Gulf Stream Slowed by Greenland Ice Sheet Melting

Mar 26, 2015 08:32 PM EDT


The 2014-15 winter was one of the warmest ever recorded in history according to the National Oceanic and Atmospheric Administration. However, there is one area of the North Atlantic that hasn't been affected by this warming trend and the phenomenon has been the same since around 1970.

This particular area of the Atlantic has shown ocean temperatures that are 3.6 degrees Fahrenheit colder than the average. According to a recent study, this cold area of sea temperatures could be one of the indicators of a dramatic slowdown in the Gulf Stream. This situation worries scientists as the Gulf Stream is responsible for moving huge amounts of heat north from the equator passed the East Coast of the U.S. into the North Atlantic.

This could add credence to the theory put forth by experts stating that global warming could cause "tipping points" in the climate system. Some experts at the U.N. Intergovernmental Panel on Climate Change believe there is a 10% chance that the Gulf Stream could actually shut down by 2100 while some experts the likelihood of such a scenario is even higher.

Co-author Stefan Rahmstorf, a climate scientist at the Potsdam Institute for Climate Impact Research in Germany, in a blog post for RealClimate said, "Evidence is mounting that the long-feared circulation decline is already well underway. Evidence is mounting that the long-feared circulation decline is already well underway."

The slowdown of the Gulf Stream as the study finds is unprecedented and hasn't occurred in probably thousands of years. Another tipping point could be the Greenland ice sheet. The melting of the ice sheet brings a huge influx of cold freshwater to the Atlantic and is one of the main sources of freshwater inflow to the ocean.

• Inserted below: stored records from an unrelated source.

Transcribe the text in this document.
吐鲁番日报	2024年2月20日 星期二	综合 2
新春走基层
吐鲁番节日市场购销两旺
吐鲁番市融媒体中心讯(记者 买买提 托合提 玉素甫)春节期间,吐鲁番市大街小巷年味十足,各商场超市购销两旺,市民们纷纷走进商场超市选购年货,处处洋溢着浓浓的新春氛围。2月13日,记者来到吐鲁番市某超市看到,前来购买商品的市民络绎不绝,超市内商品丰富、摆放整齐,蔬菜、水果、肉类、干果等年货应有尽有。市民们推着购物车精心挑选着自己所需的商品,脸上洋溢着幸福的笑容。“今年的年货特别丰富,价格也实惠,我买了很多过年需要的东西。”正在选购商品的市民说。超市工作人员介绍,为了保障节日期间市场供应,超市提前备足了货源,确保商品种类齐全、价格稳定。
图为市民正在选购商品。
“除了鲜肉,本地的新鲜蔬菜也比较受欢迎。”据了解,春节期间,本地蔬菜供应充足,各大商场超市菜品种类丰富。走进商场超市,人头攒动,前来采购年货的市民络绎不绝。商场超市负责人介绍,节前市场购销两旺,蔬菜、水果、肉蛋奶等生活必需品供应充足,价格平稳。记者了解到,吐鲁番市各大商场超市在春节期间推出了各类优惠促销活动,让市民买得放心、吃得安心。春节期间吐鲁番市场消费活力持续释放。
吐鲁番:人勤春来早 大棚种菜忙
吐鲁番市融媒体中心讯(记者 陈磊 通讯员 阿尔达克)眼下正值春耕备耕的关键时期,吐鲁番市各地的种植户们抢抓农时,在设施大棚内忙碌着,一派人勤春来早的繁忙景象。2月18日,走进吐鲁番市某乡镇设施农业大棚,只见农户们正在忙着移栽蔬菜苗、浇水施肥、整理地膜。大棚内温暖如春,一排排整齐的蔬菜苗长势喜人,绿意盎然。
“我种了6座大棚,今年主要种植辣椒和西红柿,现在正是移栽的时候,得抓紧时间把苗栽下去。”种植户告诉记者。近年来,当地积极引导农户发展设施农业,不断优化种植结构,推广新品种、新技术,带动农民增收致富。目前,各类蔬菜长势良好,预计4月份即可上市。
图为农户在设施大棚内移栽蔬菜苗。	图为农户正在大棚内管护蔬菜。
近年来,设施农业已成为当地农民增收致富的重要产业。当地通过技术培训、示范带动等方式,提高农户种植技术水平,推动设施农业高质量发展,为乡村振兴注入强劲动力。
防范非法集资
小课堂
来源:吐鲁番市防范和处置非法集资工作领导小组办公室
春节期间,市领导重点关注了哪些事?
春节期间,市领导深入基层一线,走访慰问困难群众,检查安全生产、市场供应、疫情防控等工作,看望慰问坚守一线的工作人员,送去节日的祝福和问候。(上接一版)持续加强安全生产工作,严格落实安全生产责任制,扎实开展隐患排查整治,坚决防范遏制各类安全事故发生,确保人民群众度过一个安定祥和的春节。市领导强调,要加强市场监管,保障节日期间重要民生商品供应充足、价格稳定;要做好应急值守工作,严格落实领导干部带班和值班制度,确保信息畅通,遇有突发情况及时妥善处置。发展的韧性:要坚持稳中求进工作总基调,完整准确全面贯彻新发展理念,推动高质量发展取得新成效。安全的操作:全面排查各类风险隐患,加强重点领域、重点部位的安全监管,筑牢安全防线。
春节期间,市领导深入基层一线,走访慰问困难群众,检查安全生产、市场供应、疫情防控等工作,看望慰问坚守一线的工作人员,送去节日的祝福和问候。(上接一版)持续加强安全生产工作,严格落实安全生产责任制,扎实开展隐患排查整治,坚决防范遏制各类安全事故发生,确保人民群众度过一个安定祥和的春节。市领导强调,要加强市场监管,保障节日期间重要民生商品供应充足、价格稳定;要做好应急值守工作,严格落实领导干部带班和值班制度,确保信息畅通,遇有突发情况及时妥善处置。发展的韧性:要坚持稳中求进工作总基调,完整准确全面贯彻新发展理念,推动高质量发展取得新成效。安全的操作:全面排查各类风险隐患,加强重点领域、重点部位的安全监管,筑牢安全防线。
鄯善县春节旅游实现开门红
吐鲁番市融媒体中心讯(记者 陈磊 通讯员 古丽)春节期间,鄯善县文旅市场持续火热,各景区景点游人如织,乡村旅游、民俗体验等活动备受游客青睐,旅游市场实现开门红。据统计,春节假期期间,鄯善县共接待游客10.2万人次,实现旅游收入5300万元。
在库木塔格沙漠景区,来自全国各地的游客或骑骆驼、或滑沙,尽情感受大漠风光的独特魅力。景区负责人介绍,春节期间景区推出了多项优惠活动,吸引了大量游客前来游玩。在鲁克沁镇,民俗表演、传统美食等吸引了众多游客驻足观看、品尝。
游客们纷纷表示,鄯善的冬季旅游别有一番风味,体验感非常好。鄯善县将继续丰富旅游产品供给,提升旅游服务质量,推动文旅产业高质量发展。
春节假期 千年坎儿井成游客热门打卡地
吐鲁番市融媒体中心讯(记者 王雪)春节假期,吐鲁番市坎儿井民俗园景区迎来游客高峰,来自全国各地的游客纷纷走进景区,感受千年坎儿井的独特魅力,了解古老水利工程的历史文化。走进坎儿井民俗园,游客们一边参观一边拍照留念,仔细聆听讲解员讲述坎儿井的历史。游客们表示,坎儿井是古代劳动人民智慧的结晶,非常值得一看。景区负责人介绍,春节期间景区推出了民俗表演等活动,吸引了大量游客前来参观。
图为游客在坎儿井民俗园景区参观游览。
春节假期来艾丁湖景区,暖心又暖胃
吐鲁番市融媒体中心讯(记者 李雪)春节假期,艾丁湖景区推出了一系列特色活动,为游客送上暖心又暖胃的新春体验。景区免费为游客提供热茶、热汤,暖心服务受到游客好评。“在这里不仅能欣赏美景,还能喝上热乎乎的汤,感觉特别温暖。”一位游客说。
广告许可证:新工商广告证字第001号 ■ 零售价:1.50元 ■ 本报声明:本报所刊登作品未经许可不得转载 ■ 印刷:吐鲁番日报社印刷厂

As this freshwater, which is both lighter and colder than the heavier salt water pours into the area, it tends to sit on top of the water column. Over the years, this accumulation interferes with the formation and sinking of dense, cold and salt waters thus slowing the Gulf Stream and affecting the circulation of the ocean as well.

This rapid slowdown of the Gulf Stream combined with the melting of the ice sheets can increase sea levels along the highly populated Mid-Atlantic and Northeast coasts of the United States. It could also cause much colder conditions than normal in the northern parts of both Europe and America drastically effecting life as we know it in these areas.